June 28, 2012
In a fascinating recent article in the Wall Street Journal, Dana Mattioli reported on how the travel website Orbitz recently began using “seemingly innocuous information,” like whether their customers are on a Mac or PC, to segment them based on their likelihood of booking more expensive hotels. Using powerful statistics and analytics, their analytics team identified patterns in the data that would have been simply too difficult to find with Excel and hard work.
Because Mac users were more likely to book nights at some of the more expensive hotels, Orbitz is experimenting with presenting the list of hotel choices in different ways. In some cases, the more expensive hotels didn’t appear on the PC list, or were shown further down the list. You could look at this as price optimization, or rather, a clever tactic to upgrade their product mix with customer segments where they think they can. It’s important to note that any user could simply “sort by price” when they wanted to, but this subtle change could mean that 1 or 2% higher realized price that can drive even larger gains in profits.
While the Orbitz example is a B2C situation, it illustrates the same concept that is applicable in B2B: different customers value your products & services differently. And if they value your products & services differently, then you should attempt to manage pricing differently as well. This is commonly referred to as price differentiation.

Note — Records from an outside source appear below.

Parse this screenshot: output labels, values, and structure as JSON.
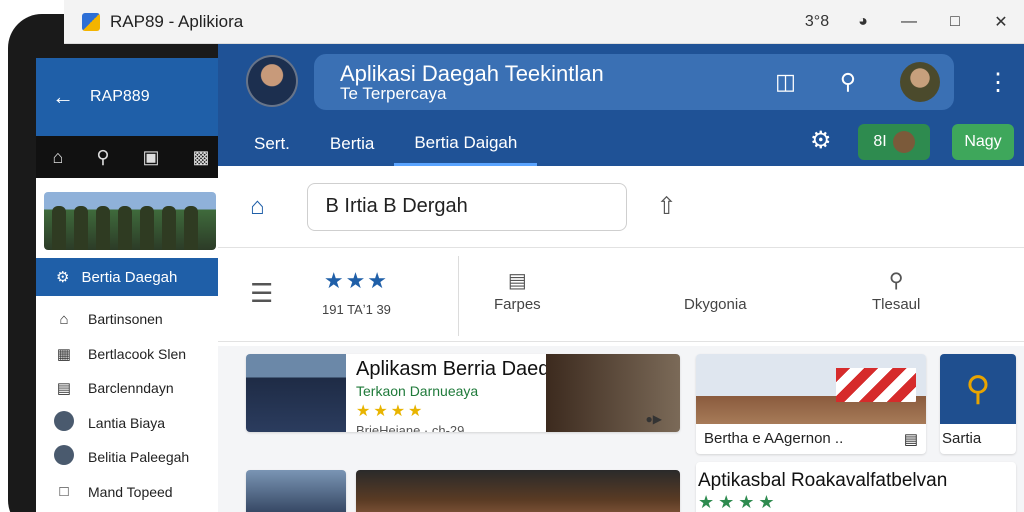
{
  "window": {
    "title": "RAP89 - Aplikiora",
    "status": "3°8",
    "minimize": "—",
    "maximize": "□",
    "close": "✕"
  },
  "phone": {
    "header_title": "RAP889",
    "back": "←",
    "active_item": "Bertia Daegah",
    "items": [
      {
        "label": "Bartinsonen",
        "icon": "home-icon"
      },
      {
        "label": "Bertlacook Slen",
        "icon": "building-icon"
      },
      {
        "label": "Barclenndayn",
        "icon": "document-icon"
      },
      {
        "label": "Lantia Biaya",
        "icon": "person-avatar-icon"
      },
      {
        "label": "Belitia Paleegah",
        "icon": "person-avatar-icon"
      },
      {
        "label": "Mand Topeed",
        "icon": "message-icon"
      }
    ]
  },
  "header": {
    "title": "Aplikasi Daegah Teekintlan",
    "subtitle": "Te Terpercaya",
    "more": "⋮"
  },
  "tabs": [
    {
      "label": "Sert.",
      "active": false
    },
    {
      "label": "Bertia",
      "active": false
    },
    {
      "label": "Bertia Daigah",
      "active": true
    }
  ],
  "toolbar": {
    "badge_label": "8I",
    "green_button": "Nagy"
  },
  "address": {
    "value": "B Irtia B Dergah"
  },
  "categories": {
    "rating_stars": "★★★",
    "rating_label": "191 TAʼ1 39",
    "items": [
      {
        "label": "Farpes",
        "icon": "calendar-icon"
      },
      {
        "label": "Dkygonia",
        "icon": "blank-icon"
      },
      {
        "label": "Tlesaul",
        "icon": "search-icon"
      }
    ]
  },
  "cards": {
    "featured": {
      "title": "Aplikasm Berria Daedah",
      "subtitle": "Terkaon Darnueaya",
      "stars": "★★★★",
      "meta": "BrieHejane · ch-29",
      "tag": "●▶"
    },
    "news": {
      "caption": "Bertha e AAgernon ..",
      "icon": "▤"
    },
    "side": {
      "caption": "Sartia"
    },
    "bottom": {
      "title": "Aptikasbal Roakavalfatbelvan",
      "stars": "★★★★"
    }
  },
  "colors": {
    "primary": "#1f5296",
    "accent_green": "#2e8b4f",
    "star_gold": "#e8b400"
  }
}
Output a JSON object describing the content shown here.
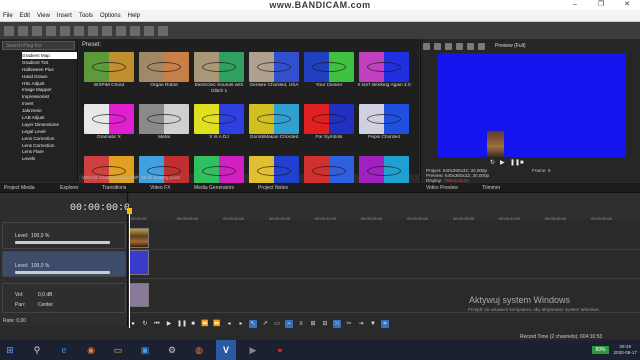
{
  "watermark": "www.BANDICAM.com",
  "window_controls": [
    "–",
    "❐",
    "✕"
  ],
  "menu": [
    "File",
    "Edit",
    "View",
    "Insert",
    "Tools",
    "Options",
    "Help"
  ],
  "explorer": {
    "search_placeholder": "Search Plug-Ins",
    "items": [
      "Gradient Map",
      "Gradient Tint",
      "Halloween Plus",
      "Hand Drawn",
      "HSL Adjust",
      "Image Mapper",
      "Impressionist",
      "Invert",
      "Jakrzenie",
      "LAB Adjust",
      "Layer Dimensions",
      "Legal Level",
      "Lens Correction",
      "Lens Correction",
      "Lens Flare",
      "Levels"
    ],
    "selected": 0
  },
  "presets": {
    "title": "Preset:",
    "items": [
      {
        "label": "WXPiM Chord",
        "left": "#5d9a3a",
        "right": "#c09030"
      },
      {
        "label": "Organ Robot",
        "left": "#a08868",
        "right": "#c88048"
      },
      {
        "label": "Electronic Sounds with Glitch 1",
        "left": "#a89878",
        "right": "#30a060"
      },
      {
        "label": "Gensee Chorded, USA",
        "left": "#b0a090",
        "right": "#3050d0"
      },
      {
        "label": "Your Clearer",
        "left": "#2040c0",
        "right": "#40c040"
      },
      {
        "label": "X Isn't Working Again 2.0",
        "left": "#c040c0",
        "right": "#2030e0"
      },
      {
        "label": "Dramatic X",
        "left": "#e8e8e8",
        "right": "#e020d0"
      },
      {
        "label": "Metal",
        "left": "#8a8a8a",
        "right": "#d0d0d0"
      },
      {
        "label": "X Is A DJ",
        "left": "#e0e020",
        "right": "#3040e0"
      },
      {
        "label": "GoroblMakan Chorded",
        "left": "#d0c020",
        "right": "#30a0d0"
      },
      {
        "label": "For Symbols",
        "left": "#e02020",
        "right": "#2030c0"
      },
      {
        "label": "Pepsi Chorded",
        "left": "#d0d0e0",
        "right": "#2050e0"
      },
      {
        "label": "",
        "left": "#d04040",
        "right": "#e0a020"
      },
      {
        "label": "",
        "left": "#40a0e0",
        "right": "#c03030"
      },
      {
        "label": "",
        "left": "#30c060",
        "right": "#d020c0"
      },
      {
        "label": "",
        "left": "#e0c030",
        "right": "#2040d0"
      },
      {
        "label": "",
        "left": "#d03030",
        "right": "#3060e0"
      },
      {
        "label": "",
        "left": "#a020c0",
        "right": "#20a0d0"
      }
    ],
    "status": "VEGAS Gradient Map, OXF, 32-bit floating point"
  },
  "preview": {
    "mode_label": "Preview (Full)",
    "frame_color": "#1414ee",
    "project": "Project:    640x360x32; 30,000p",
    "preview_res": "Preview:   640x360x32; 30,000p",
    "display": "Display:   ",
    "display_value": "796x223x32",
    "frame_label": "Frame:",
    "frame_value": "0",
    "video_label": "Video Preview",
    "trimmer_label": "Trimmer"
  },
  "tabs": [
    {
      "label": "Project Media"
    },
    {
      "label": "Explorer"
    },
    {
      "label": "Transitions"
    },
    {
      "label": "Video FX"
    },
    {
      "label": "Media Generators"
    },
    {
      "label": "Project Notes"
    }
  ],
  "timeline": {
    "timecode": "00:00:00:00",
    "ticks": [
      "00:00:00",
      "00:00:05:00",
      "00:00:10:00",
      "00:00:15:00",
      "00:00:20:00",
      "00:00:25:00",
      "00:00:30:00",
      "00:00:35:00",
      "00:00:40:00",
      "00:00:45:00",
      "00:00:50:00"
    ],
    "tracks": [
      {
        "label": "Level:",
        "value": "100,0 %"
      },
      {
        "label": "Level:",
        "value": "100,0 %"
      }
    ],
    "audio": {
      "vol_label": "Vol:",
      "vol_value": "0,0 dB",
      "pan_label": "Pan:",
      "pan_value": "Center"
    },
    "rate": "Rate: 0,00",
    "record_time": "Record Time (2 channels): 604:10:53"
  },
  "windows_activation": {
    "line1": "Aktywuj system Windows",
    "line2": "Przejdź do ustawień komputera, aby aktywować system Windows."
  },
  "taskbar": {
    "battery": "89%",
    "time": "09:49",
    "date": "2020-08-17"
  }
}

I know this works in B2B because at Vendavo, we’ve helped companies in some B2B sectors like chemicals, industrial manufacturing, and high-tech manufacturing do essentially the same thing. The first step is evaluating all the potential attributes for developing the segmentation scheme (e.g. whether the user is a Mac user or PC user… a customer attribute). Once you’ve developed segments based on price differentiation, then you can begin to truly optimize your pricing.
So I think the question we should be asking ourselves is: “What data do we have today, that may help in identifying pricing segments in our business?” Yes, you probably have a very basic type of segmentation which uses two or three attributes like: region, size, and industry. But do you really know empirically that these are valid and predictive of differentiation? And what attributes do you have available to you today that are also valid, but you’re not currently utilizing?
With so much potential profit improvement out there – and with your competitors reading the same articles you are – can you really afford not to investigate the possibilities?